Integrating experimentation and instrumentation in upper-division physics

Abstract

Over the past 20 years there have been limited efforts to improve students’ interest and knowledge of electronics and to offer students experiences to integrate and apply their knowledge of electronics with experimental physics. None of the reform efforts cited in the literature have performed a careful assessment of student learning and attitudes, and most of them report anecdotal success. These programs share several commonalities. They typically have a capstone project experience in which students apply their knowledge and skills in electronics and instrumentation to a particular context. The KSU Physics Department has embarked on an endeavor to improve the PMI (Physical Measurement and Instrumentation) class taken by physics majors.

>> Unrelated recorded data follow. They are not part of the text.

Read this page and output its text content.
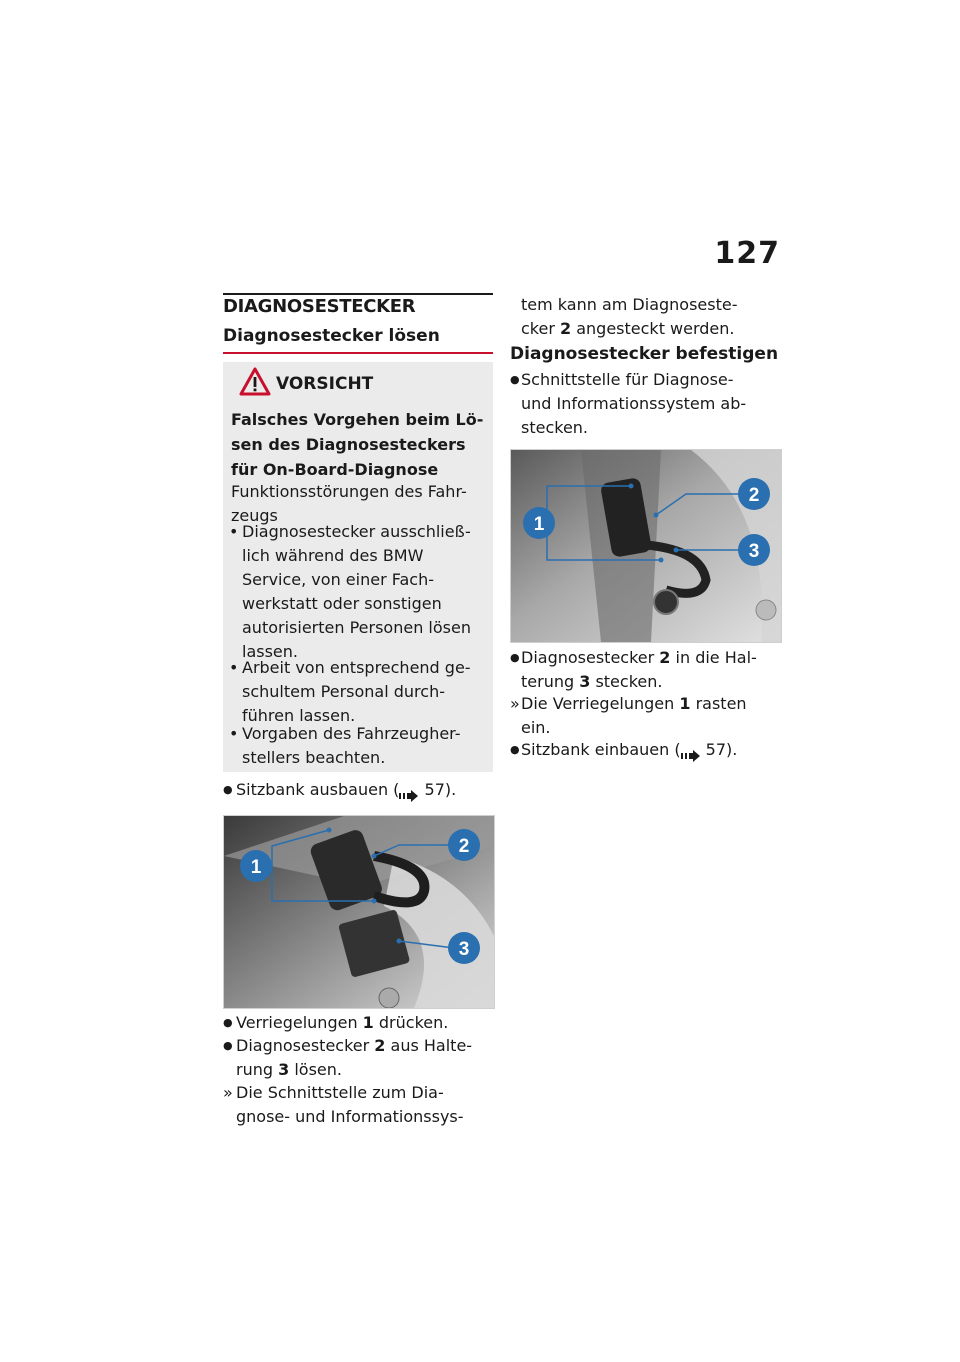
127
DIAGNOSESTECKER
Diagnosestecker lösen
VORSICHT
Falsches Vorgehen beim Lö-
sen des Diagnosesteckers
für On-Board-Diagnose
Funktionsstörungen des Fahr-
zeugs
• Diagnosestecker ausschließ-
lich während des BMW
Service, von einer Fach-
werkstatt oder sonstigen
autorisierten Personen lösen
lassen.
• Arbeit von entsprechend ge-
schultem Personal durch-
führen lassen.
• Vorgaben des Fahrzeugher-
stellers beachten.
● Sitzbank ausbauen ( 57).
1
2
3
● Verriegelungen 1 drücken.
● Diagnosestecker 2 aus Halte-
rung 3 lösen.
» Die Schnittstelle zum Dia-
gnose- und Informationssys-
tem kann am Diagnoseste-
cker 2 angesteckt werden.
Diagnosestecker befestigen
● Schnittstelle für Diagnose-
und Informationssystem ab-
stecken.
1
2
3
● Diagnosestecker 2 in die Hal-
terung 3 stecken.
» Die Verriegelungen 1 rasten
ein.
● Sitzbank einbauen ( 57).
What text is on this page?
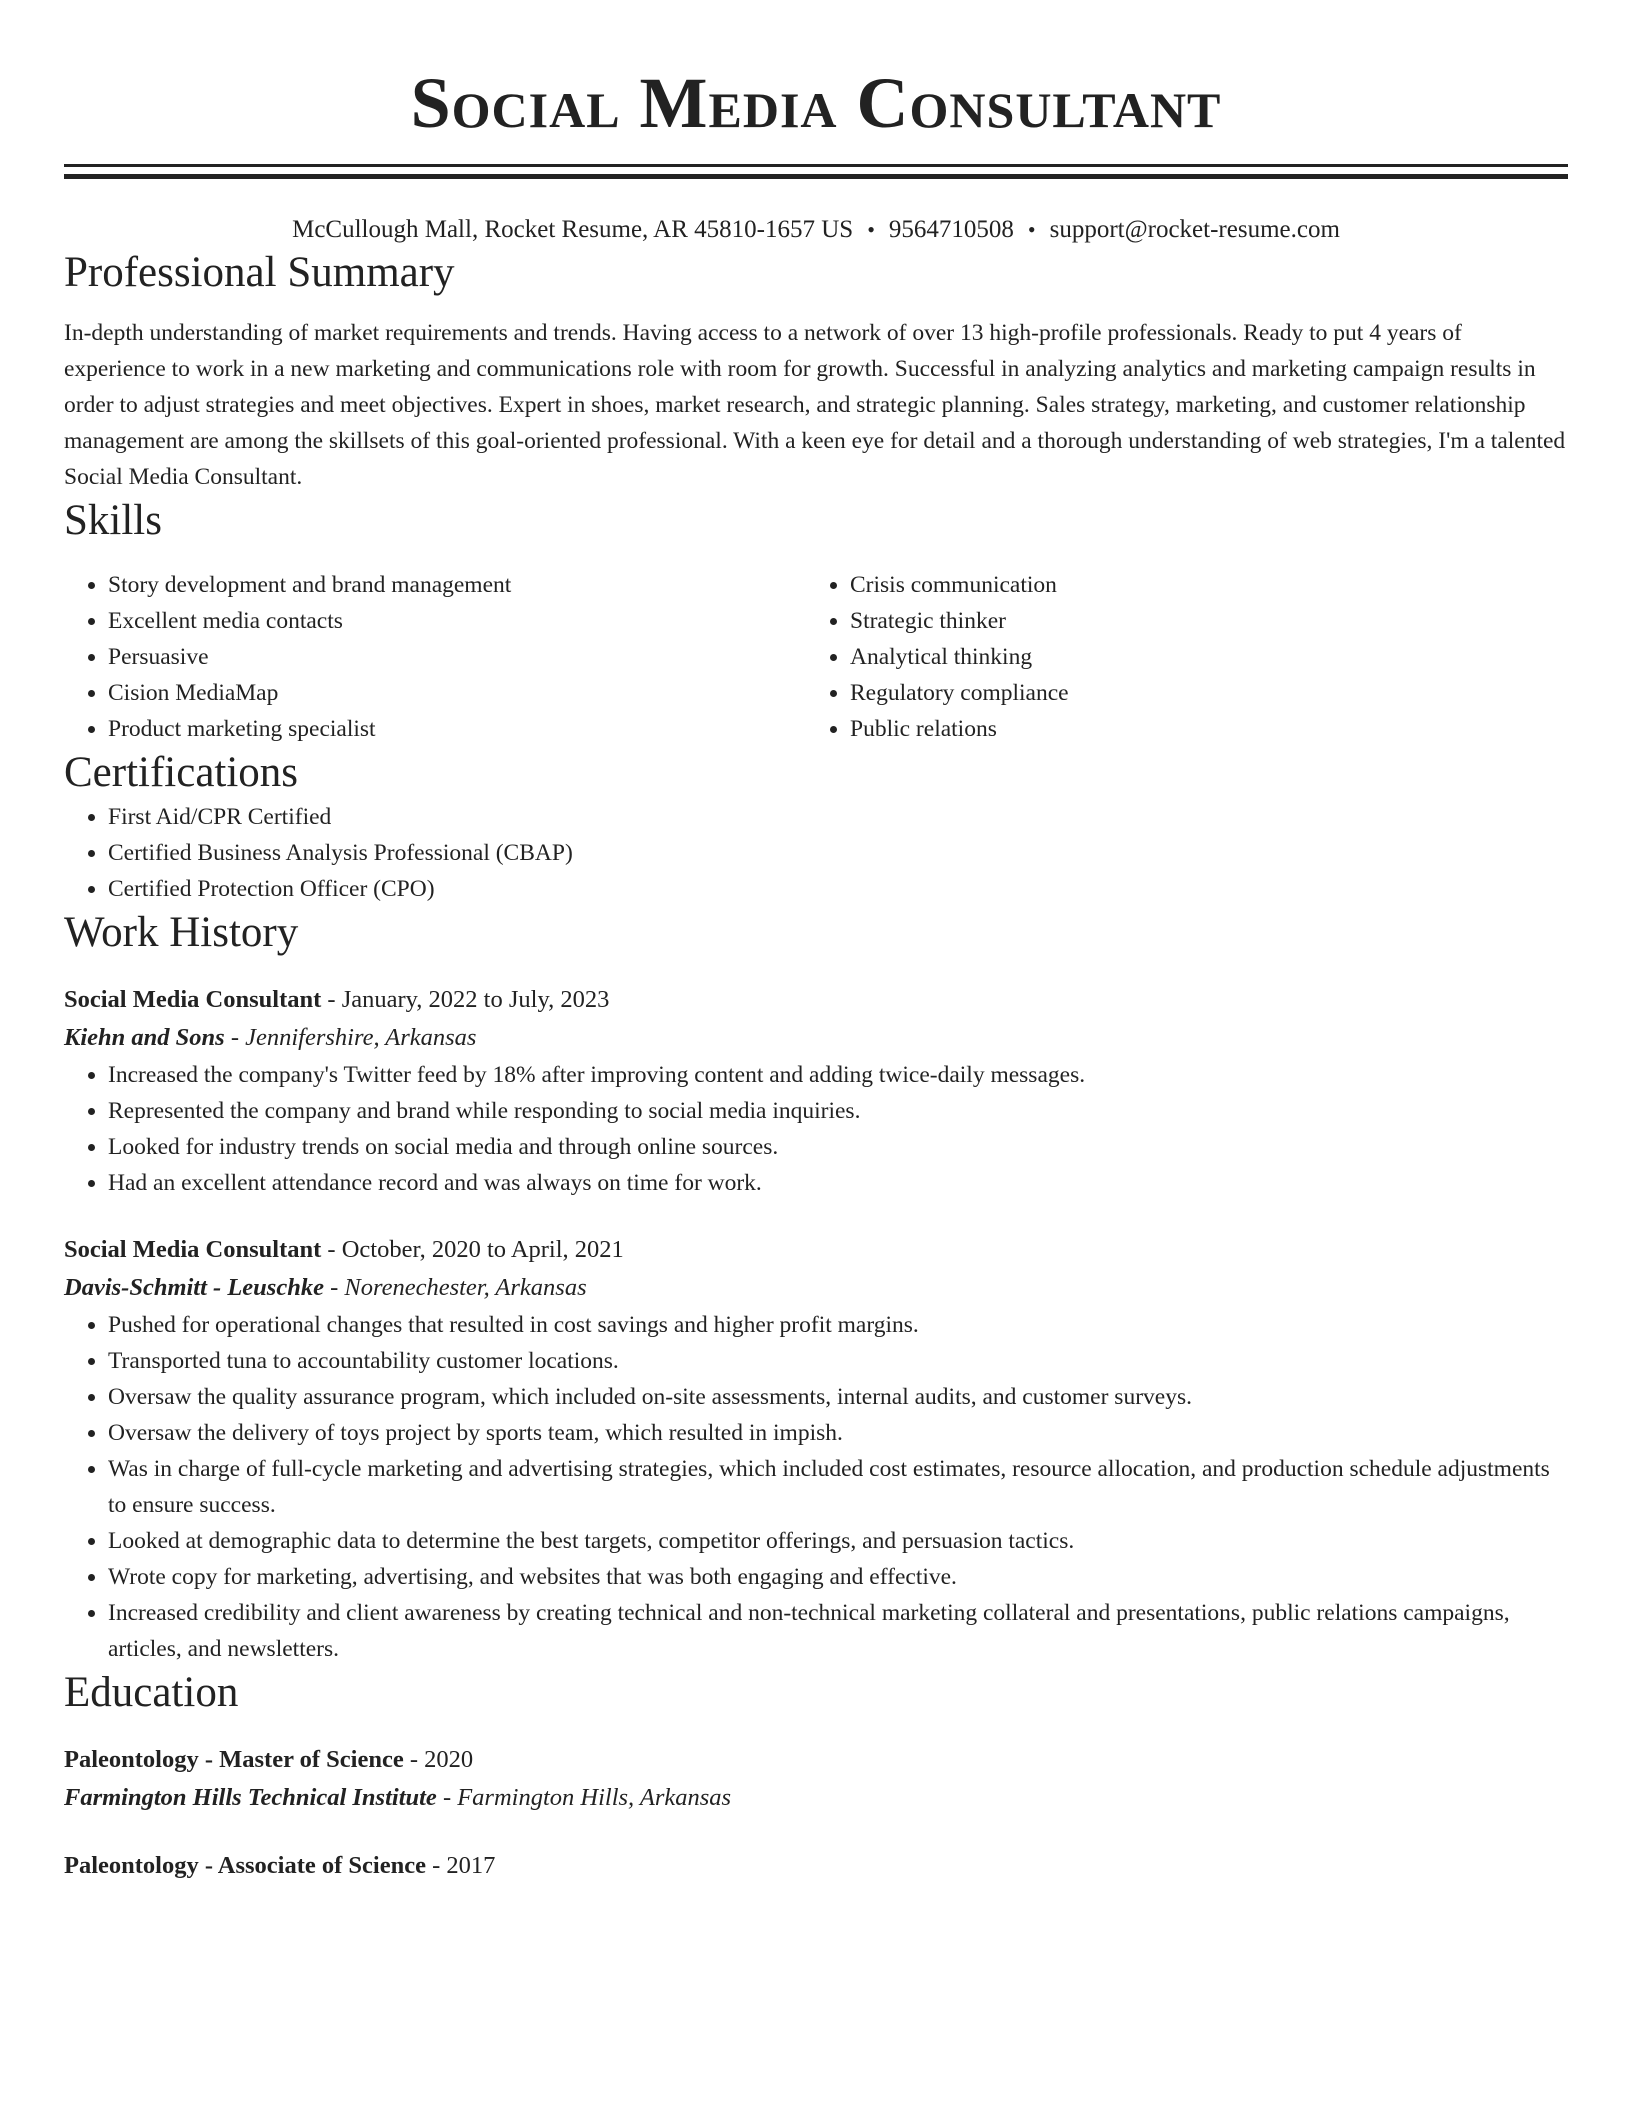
Social Media Consultant
McCullough Mall, Rocket Resume, AR 45810-1657 US • 9564710508 • support@rocket-resume.com
Professional Summary
In-depth understanding of market requirements and trends. Having access to a network of over 13 high-profile professionals. Ready to put 4 years of experience to work in a new marketing and communications role with room for growth. Successful in analyzing analytics and marketing campaign results in order to adjust strategies and meet objectives. Expert in shoes, market research, and strategic planning. Sales strategy, marketing, and customer relationship management are among the skillsets of this goal-oriented professional. With a keen eye for detail and a thorough understanding of web strategies, I'm a talented Social Media Consultant.
Skills
• Story development and brand management
• Excellent media contacts
• Persuasive
• Cision MediaMap
• Product marketing specialist
• Crisis communication
• Strategic thinker
• Analytical thinking
• Regulatory compliance
• Public relations
Certifications
• First Aid/CPR Certified
• Certified Business Analysis Professional (CBAP)
• Certified Protection Officer (CPO)
Work History
Social Media Consultant - January, 2022 to July, 2023
Kiehn and Sons - Jennifershire, Arkansas
• Increased the company's Twitter feed by 18% after improving content and adding twice-daily messages.
• Represented the company and brand while responding to social media inquiries.
• Looked for industry trends on social media and through online sources.
• Had an excellent attendance record and was always on time for work.
Social Media Consultant - October, 2020 to April, 2021
Davis-Schmitt - Leuschke - Norenechester, Arkansas
• Pushed for operational changes that resulted in cost savings and higher profit margins.
• Transported tuna to accountability customer locations.
• Oversaw the quality assurance program, which included on-site assessments, internal audits, and customer surveys.
• Oversaw the delivery of toys project by sports team, which resulted in impish.
• Was in charge of full-cycle marketing and advertising strategies, which included cost estimates, resource allocation, and production schedule adjustments to ensure success.
• Looked at demographic data to determine the best targets, competitor offerings, and persuasion tactics.
• Wrote copy for marketing, advertising, and websites that was both engaging and effective.
• Increased credibility and client awareness by creating technical and non-technical marketing collateral and presentations, public relations campaigns, articles, and newsletters.
Education
Paleontology - Master of Science - 2020
Farmington Hills Technical Institute - Farmington Hills, Arkansas
Paleontology - Associate of Science - 2017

Capstone project experiences for students in PMI will provide them with an opportunity to revisit experiments they completed in previous courses. They then apply the knowledge and skills in electronics and instrumentation learned at the beginning of the PMI course to automate these experiments. The use of LabVIEW and NI ELVIS provides a range of opportunities to students due to their visual interface and easy learning curve. However, they do have some disadvantages such as speed and resolution when compared to more traditional measurements with oscilloscopes. Three specific capstone experiences have been developed in PMI. These include saturated absorption in Rubidium, the Franck-Hertz experiment, and the speed of light measurement. In each case, students first complete the traditional experiments and then use NI ELVIS and LabVIEW to automate these experiments. Students are provided minimal explicit guidance in completing the capstone projects. These include one-page handouts describing the goals, basic procedures and questions that students have to answer for themselves. Comparing data from traditional experiments and those from automated using LabVIEW and NI ELVIS provides a context in which to discuss the trade-offs between the traditional and automated experiments. Future efforts include the development of more experiments as well as careful assessment of student learning and attitudes as a result of the capstone experiences in the PMI class. This project can potentially inform similar efforts at other institutions in the future.